A single page explainer of the core concepts, what they are, and how they relate.

Functions

Code containing custom behaviour.

  • Just Python functions with a single message argument.
  • Store and change the state of things via the datastore.
  • Signal events and activity by publishing messages.

PubSub

Listen for / emit in-app messages.

  • Messages have a meaningfully named channel, and arbitrary payload.
  • Publish (pub) messages to channels, to indicate when something happens.
  • Subscribe (sub) to messages on a certain channel with a function, to handle when certain things happen.

Media

Digital assets used within the app.

  • Raw images, sounds, videos, text and data.

Widgets

User interface elements or media handlers.
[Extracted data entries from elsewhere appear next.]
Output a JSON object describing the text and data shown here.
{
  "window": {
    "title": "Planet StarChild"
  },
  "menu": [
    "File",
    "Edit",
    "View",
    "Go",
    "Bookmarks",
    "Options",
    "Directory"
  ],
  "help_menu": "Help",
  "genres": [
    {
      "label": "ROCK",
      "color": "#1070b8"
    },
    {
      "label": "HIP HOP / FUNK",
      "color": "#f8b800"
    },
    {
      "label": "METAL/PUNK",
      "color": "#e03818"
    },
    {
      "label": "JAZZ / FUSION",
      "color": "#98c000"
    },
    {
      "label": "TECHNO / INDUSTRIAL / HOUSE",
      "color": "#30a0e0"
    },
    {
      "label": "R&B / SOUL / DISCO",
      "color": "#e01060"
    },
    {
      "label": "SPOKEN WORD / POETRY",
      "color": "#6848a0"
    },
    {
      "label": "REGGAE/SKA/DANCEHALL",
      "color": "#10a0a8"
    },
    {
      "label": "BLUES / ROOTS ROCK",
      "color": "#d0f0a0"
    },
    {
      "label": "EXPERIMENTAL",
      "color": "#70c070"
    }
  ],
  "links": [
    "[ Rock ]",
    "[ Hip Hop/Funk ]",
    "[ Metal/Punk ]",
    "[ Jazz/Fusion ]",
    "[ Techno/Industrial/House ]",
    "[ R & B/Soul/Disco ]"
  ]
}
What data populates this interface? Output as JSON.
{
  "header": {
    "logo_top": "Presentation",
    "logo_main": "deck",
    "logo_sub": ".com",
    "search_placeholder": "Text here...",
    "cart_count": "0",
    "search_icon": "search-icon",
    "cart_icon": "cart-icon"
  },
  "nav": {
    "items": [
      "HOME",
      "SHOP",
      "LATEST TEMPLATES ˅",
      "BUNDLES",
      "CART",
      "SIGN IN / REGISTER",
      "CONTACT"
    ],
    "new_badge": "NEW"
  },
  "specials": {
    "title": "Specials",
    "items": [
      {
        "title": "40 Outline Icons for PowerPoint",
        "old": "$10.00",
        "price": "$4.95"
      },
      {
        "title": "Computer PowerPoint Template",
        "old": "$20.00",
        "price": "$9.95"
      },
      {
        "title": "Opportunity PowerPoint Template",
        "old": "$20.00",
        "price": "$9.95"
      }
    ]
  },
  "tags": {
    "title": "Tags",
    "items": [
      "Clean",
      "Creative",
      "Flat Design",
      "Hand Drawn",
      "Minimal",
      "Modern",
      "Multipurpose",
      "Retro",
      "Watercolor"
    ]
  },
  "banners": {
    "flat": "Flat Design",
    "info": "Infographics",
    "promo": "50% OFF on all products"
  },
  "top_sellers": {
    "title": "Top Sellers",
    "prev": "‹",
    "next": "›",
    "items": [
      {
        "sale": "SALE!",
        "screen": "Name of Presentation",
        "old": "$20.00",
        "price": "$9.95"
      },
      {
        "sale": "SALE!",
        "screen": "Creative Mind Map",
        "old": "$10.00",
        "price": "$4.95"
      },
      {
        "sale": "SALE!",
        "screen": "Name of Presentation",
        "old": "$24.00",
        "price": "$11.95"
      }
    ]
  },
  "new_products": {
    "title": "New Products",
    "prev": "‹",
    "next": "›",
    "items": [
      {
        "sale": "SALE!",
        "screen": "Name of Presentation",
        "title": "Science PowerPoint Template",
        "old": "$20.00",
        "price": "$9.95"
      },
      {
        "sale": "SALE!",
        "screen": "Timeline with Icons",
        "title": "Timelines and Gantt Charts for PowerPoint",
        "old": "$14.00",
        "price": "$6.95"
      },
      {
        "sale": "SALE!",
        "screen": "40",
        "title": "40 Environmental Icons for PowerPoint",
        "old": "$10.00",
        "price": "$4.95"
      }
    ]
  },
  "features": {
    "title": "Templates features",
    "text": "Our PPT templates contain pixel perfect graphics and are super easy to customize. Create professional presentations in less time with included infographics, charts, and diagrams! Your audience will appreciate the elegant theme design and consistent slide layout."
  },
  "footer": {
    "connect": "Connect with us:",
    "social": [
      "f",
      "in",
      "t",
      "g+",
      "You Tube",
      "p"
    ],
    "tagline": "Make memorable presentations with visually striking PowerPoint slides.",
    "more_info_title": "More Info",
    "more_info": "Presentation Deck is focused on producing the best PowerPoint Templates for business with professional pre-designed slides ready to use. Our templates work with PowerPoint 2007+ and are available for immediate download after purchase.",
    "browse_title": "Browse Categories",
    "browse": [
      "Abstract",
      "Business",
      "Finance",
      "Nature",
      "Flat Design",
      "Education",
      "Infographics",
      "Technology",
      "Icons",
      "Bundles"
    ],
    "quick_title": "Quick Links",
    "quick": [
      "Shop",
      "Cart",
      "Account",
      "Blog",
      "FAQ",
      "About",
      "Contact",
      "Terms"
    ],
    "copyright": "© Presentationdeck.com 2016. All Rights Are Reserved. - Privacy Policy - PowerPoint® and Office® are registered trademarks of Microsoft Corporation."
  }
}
  • Widgets are common UI elements like buttons, dropdowns, image viewers, video players...
  • Widget attributes may subscribe to messages so they auto-update.
  • Containers define the widget's formation and layout.
  • Based on BeeWare's Toga framework.

Cards

Show things to the user.

  • Cards display / layout widgets.
  • User interactions with widgets in cards emit messages - e.g. "clicked".

Transitions

Move between cards.

  • Transitions usually have a single source card and destination card.
  • Some transitions define multiple source cards and a single destination card.
  • Transitions may also have a user defined function associated with them.

DataStore

Keeps state, stores data.

  • A very simple key/value store.
  • When the datastore is changed, it emits a message to say what has changed.
  • May include search capabilities.
  • May have a backend that syncs with remote storage.

Tasks

Do things until an outcome / result is achieved (e.g. a network request).

  • Blocking tasks display a "waiting" card, in which you can cancel the task. When finished either transition to a success card or transition to an error card.
  • Background tasks, when the outcome is known, either emit a message or update the datastore.
  • Common tasks already built into the framework (get geo-location, call a remote API, interact with a web-socket, handle a long running user defined function).

Application

Contains all the above.

  • An application addresses / works within a specific domain.
  • Has a name, icon and optional splash screen (displayed when starting up).
  • Delivered via the web, or as a cross-platform package via BeeWare's Briefcase project.